Tuesday, June 16, 2026

Full Constant Light

In “A Lecture upon the Shadow,” John Donne affirms that “Love is a growing, or full constant light, / And his first minute, after noon, is night.” I think that’s true. In the main. There are moments when a quarrel shades the light, and moments when the quarrel, turned to outright battle, quenches it entirely. For a minute or an hour, perhaps. Quarrels aren’t the same thing as jealousy, however. When jealousy has substance to invigorate it, then love has entered its post meridian phase and gone to full night.

 

That’s what happens to Othello. As he says to Iago,

 

Think'st thou I'ld make a lie of jealousy,

To follow still the changes of the moon

With fresh suspicions? No; to be once in doubt

Is once to be resolved: exchange me for a goat,

When I shall turn the business of my soul

To such exsufflicate and blown surmises. . . .

 

Othello mistakes doubt for certainty and immediately implements the shift to resolution, full midnight. People who encounter Othello’s rage blame him for not taking what should be the intermediate step, verification of the doubt. Donne may explain one aspect of Othello’s change—that one minute after noon destroys him.

 

Still, I do want to give Othello a break. He does verify, in some sense, via the “witness” of Iago himself. Recall that Othello comes to the habits and mores of Venetian social interaction from the “tented field,” the field of battle, where he has lived ever since he was seven years old. He has lived in Venice for only “nine moons,” a phrase that suggests that in the intricacies of Venice, Othello is a new-born baby. He knows very little, almost nothing about how Venice comports itself. And what he does know about women he has learned on that same “tented field,” where camp followers were no doubt legion. Those are the women, primarily women, that the Union army during the US Civil War called hookers after General Joseph Hooker.

 

When Iago tells Othello that “In Venice they do let heaven see the pranks / They dare not show their husbands; their best conscience / Is not to leave't undone, but keep't unknown,” Othello responds, “Dost say so?” He concedes even before Iago pours the full dose of poison into his ear. Sure, Othello then demands “ocular proof” of what Iago has told him, but the substance that invigorates his jealousy is the auditory “proof” that Iago, an old hand at Venetian mores after all, has given him.

 

Doubt about the fidelity of one’s partner in life is to me an imponderable phenomenon. I have never doubted my wife. I can’t conceive of any betrayal that would warrant any such doubt. It’s not that it would be impossible for a partner to find someone else so attractive that she or he would transgress that minute before noon and convert all love to night.

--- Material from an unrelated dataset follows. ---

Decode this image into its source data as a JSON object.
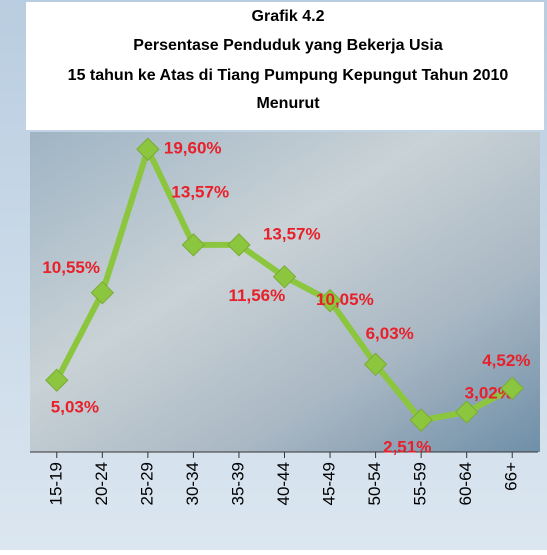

But it would be impossible for my wife, I think, as it would for me. In our case the appropriate passage is not from Othello but from Hamlet, in the letter from Hamlet to Ophelia that begins with that “vile phrase; ‘beautified’”:

 

Doubt thou the stars are fire;

Doubt that the sun doth move;

Doubt truth to be a liar;

But never doubt I love.

 

I should not and so shall not speak for my wife, although I know that she is more trustable than the “fire” of the stars, which Arthur Eddington would later prove not fire, or the movement of the sun, which Copernicus had already proven wrong. But I will speak for myself. I could never betray the forty-six years of marriage that have entangled her in me so profoundly that were I to sever the tangle I’d cease to exist.

For me there can be no minute after noon.